Time-dependent transport in mesoscopic systems

• Quantum transport through a time-dependent two-level system , with Ned Wingreen. The time average of the fully nonlinear current through a double quantum dot, subject to an arbitrary combination of ac and dc voltages, is calculated exactly using the Keldysh nonequilibrium Green function technique. Important corrections to sequential tunneling are predicted to occur when the Rabi frequency of interdot oscillations becomes comparable to the tunneling rate of electrons into the system. For reverse bias, the system functions as an efficient electron pump when driven on resonance due to Rabi oscillations between the dots. For forward bias, the system can operate as a low-threshold current-injection laser. It is shown that the Rabi splitting can be resolved by examining the I - V characteristic of the electron pump, and it is predicted that the interdot Rabi oscillations can be time-resolved by applying microwave pulses of varying lengths.
  
  
• Dynamic magnetoconductance of mesoscopic wires and rings , with Dongzi Liu, Ben Yu-Kuang Hu, and Sankar Das Sarma. Using a finite-frequency recursive Green's function technique, the dynamic magnetoconductance in disordered phase-coherent normal metal systems was calculated, incorporating interparticle Coulomb interactions within a self-consistent potential method.

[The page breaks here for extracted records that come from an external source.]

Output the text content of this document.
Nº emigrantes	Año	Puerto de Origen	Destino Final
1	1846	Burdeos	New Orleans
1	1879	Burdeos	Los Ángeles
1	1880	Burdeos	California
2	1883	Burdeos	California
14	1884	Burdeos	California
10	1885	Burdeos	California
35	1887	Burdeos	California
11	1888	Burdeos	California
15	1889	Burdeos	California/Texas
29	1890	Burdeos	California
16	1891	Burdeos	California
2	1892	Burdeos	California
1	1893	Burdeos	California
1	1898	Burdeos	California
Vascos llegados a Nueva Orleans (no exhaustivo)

We find universal fluctuations of order e^2/h in the imaginary part of the admittance when hf ~ E c is where f is the frequency and E c is the Thouless energy. The corrections to the admittance due to self-consistent charging effects are also found to be of order e^2/h in this frequency range, indicating the breakdown of a noninteracting theory. The effect of finite frequency on the Aharanov-Bohm oscillations is found to be dramatically different than that of finite temperature or ensemble averaging: The hc / e -periodic part of the admittance is found to be only weakly suppressed ~ ( hf / E c )^1/2 at high frequencies, while the hc /2 e -periodic part, which is robust with respect to thermal and ensemble averaging, is exponentially suppressed.

Publications

1. D. Z. Liu, Ben Yu-Kuang Hu, C. A. Stafford, and S. Das Sarma,
   Dynamic Magneto-Conductance Fluctuations and Oscillations in Mesoscopic Wires and Rings,
   Phys. Rev. B 50, R5799 (1994).
   
   
2. C. A. Stafford and Ned S. Wingreen,
   Resonant Photon-Assisted Tunneling Through a Double Quantum Dot: An Electron Pump From Spatial Rabi Oscillations,
   Phys. Rev. Lett. 76, 1916 (1996).
   
   
3. Ned S. Wingreen and C. A. Stafford,
   Quantum-Dot Cascade Laser: Proposal for an Ultra-Low-Threshold Semiconductor Laser,
   IEEE J. Quantum Electron. 33, 1170 (1997).
   
   

   Patents

   N. S. Wingreen and C. A. Stafford,
   Quantum-Dot Cascade Laser,
   U.S. Patent No. 5,692,003, Issued November 25, 1997.